Domain and Range Analysis

When working with functions, it is crucial to know what values can go into the function and what values can come out. These sets of values are called the domain and range.

Domain: The set of all possible input values ( $x$ -values) for which the function is defined.
Range: The set of all possible output values ( $y$ -values) the function can produce.

We typically express these sets using interval notation, where brackets [ ] mean a value is included, and parentheses ( ) mean a value is excluded (or used for infinity).

Finding Domain from an Equation

When looking at an algebraic equation, the domain is usually all real numbers, $(-\infty, \infty)$ , unless there are specific mathematical restrictions. The two most common restrictions you will encounter are:

Division by zero: The denominator of a fraction cannot be zero.
Square roots of negative numbers: The expression inside an even root (like a square root) must be greater than or equal to zero.

Example:

Find the domain of $f(x) = \frac{\sqrt{x - 2}}{x - 5}$ .

Step 1: Check the square root. The expression under the radical must be non-negative: $x - 2 \ge 0 \implies x \ge 2$

Step 2: Check the denominator. The denominator cannot be zero: $x - 5 \neq 0 \implies x \neq 5$

Step 3: Combine and write in interval notation. The $x$ -values must be at least $2$ , but cannot equal $5$ . In interval notation, the domain is: $[2, 5) \cup (5, \infty)$

Domain and Range from a Graph

Graphs provide a visual way to determine both domain and range:

Domain: Scan the graph horizontally from left to right to see all the $x$ -values the graph covers.
Range: Scan the graph vertically from bottom to top to see all the $y$ -values.

Example:

Imagine a graph of a parabola that opens upwards, with its lowest point (vertex) at $(1, -3)$ .
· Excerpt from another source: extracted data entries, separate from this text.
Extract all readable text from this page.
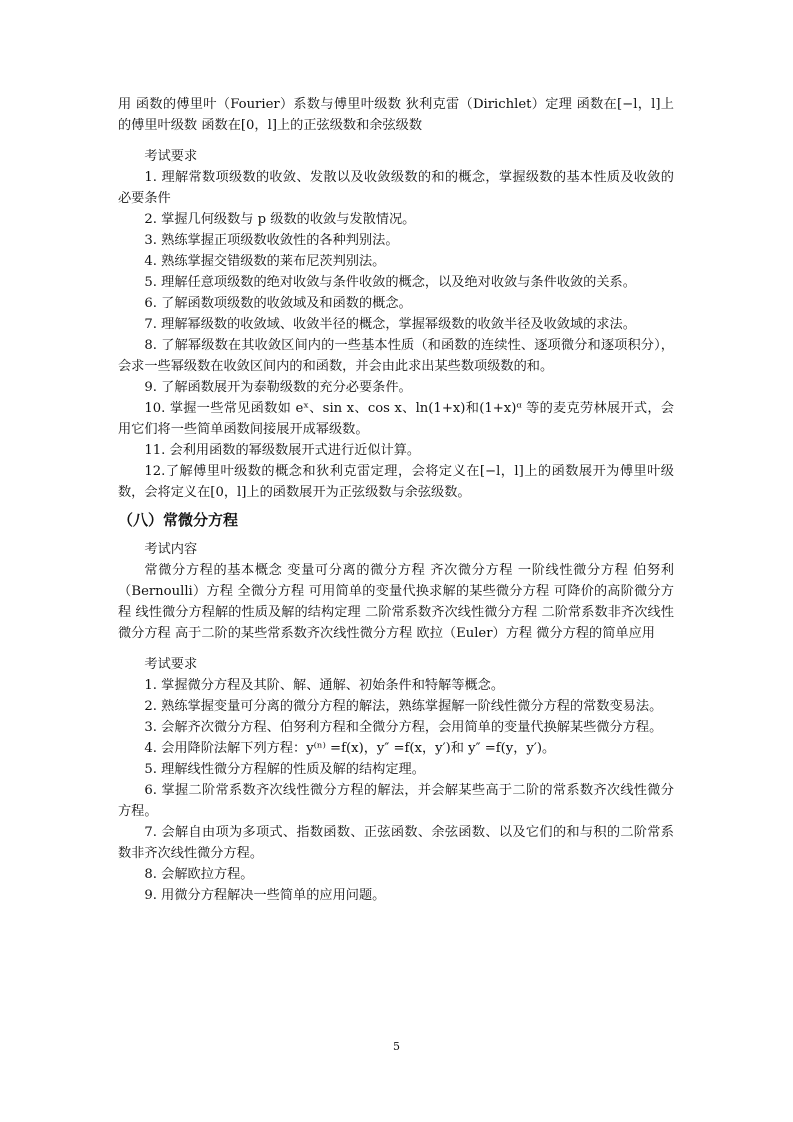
用 函数的傅里叶（Fourier）系数与傅里叶级数 狄利克雷（Dirichlet）定理 函数在[−l，l]上的傅里叶级数 函数在[0，l]上的正弦级数和余弦级数

考试要求

1. 理解常数项级数的收敛、发散以及收敛级数的和的概念，掌握级数的基本性质及收敛的必要条件

2. 掌握几何级数与 p 级数的收敛与发散情况。

3. 熟练掌握正项级数收敛性的各种判别法。

4. 熟练掌握交错级数的莱布尼茨判别法。

5. 理解任意项级数的绝对收敛与条件收敛的概念，以及绝对收敛与条件收敛的关系。

6. 了解函数项级数的收敛域及和函数的概念。

7. 理解幂级数的收敛域、收敛半径的概念，掌握幂级数的收敛半径及收敛域的求法。

8. 了解幂级数在其收敛区间内的一些基本性质（和函数的连续性、逐项微分和逐项积分），会求一些幂级数在收敛区间内的和函数，并会由此求出某些数项级数的和。

9. 了解函数展开为泰勒级数的充分必要条件。

10. 掌握一些常见函数如 eˣ、sin x、cos x、ln(1+x)和(1+x)ᵅ 等的麦克劳林展开式，会用它们将一些简单函数间接展开成幂级数。

11. 会利用函数的幂级数展开式进行近似计算。

12.了解傅里叶级数的概念和狄利克雷定理，会将定义在[−l，l]上的函数展开为傅里叶级数，会将定义在[0，l]上的函数展开为正弦级数与余弦级数。

（八）常微分方程

考试内容

常微分方程的基本概念 变量可分离的微分方程 齐次微分方程 一阶线性微分方程 伯努利（Bernoulli）方程 全微分方程 可用简单的变量代换求解的某些微分方程 可降价的高阶微分方程 线性微分方程解的性质及解的结构定理 二阶常系数齐次线性微分方程 二阶常系数非齐次线性微分方程 高于二阶的某些常系数齐次线性微分方程 欧拉（Euler）方程 微分方程的简单应用

考试要求

1. 掌握微分方程及其阶、解、通解、初始条件和特解等概念。

2. 熟练掌握变量可分离的微分方程的解法，熟练掌握解一阶线性微分方程的常数变易法。

3. 会解齐次微分方程、伯努利方程和全微分方程，会用简单的变量代换解某些微分方程。

4. 会用降阶法解下列方程：y⁽ⁿ⁾ =f(x)，y″ =f(x，y′)和 y″ =f(y，y′)。

5. 理解线性微分方程解的性质及解的结构定理。

6. 掌握二阶常系数齐次线性微分方程的解法，并会解某些高于二阶的常系数齐次线性微分方程。

7. 会解自由项为多项式、指数函数、正弦函数、余弦函数、以及它们的和与积的二阶常系数非齐次线性微分方程。

8. 会解欧拉方程。

9. 用微分方程解决一些简单的应用问题。

5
Domain: The arrows point outward to the left and right infinitely. The domain is $(-\infty, \infty)$ .
Range: The lowest $y$ -value is $-3$ (which is included), and the graph goes up infinitely. The range is $[-3, \infty)$ .

Real-World Contexts

In word problems, the domain and range are often restricted by physical reality and logic. For example, if a function calculates the height of a thrown ball over time $t$ , the domain (time) cannot be negative ( $t \ge 0$ ), and the range (height) cannot drop below ground level ( $y \ge 0$ ). Always check if your mathematical answers make sense in the context of the real world!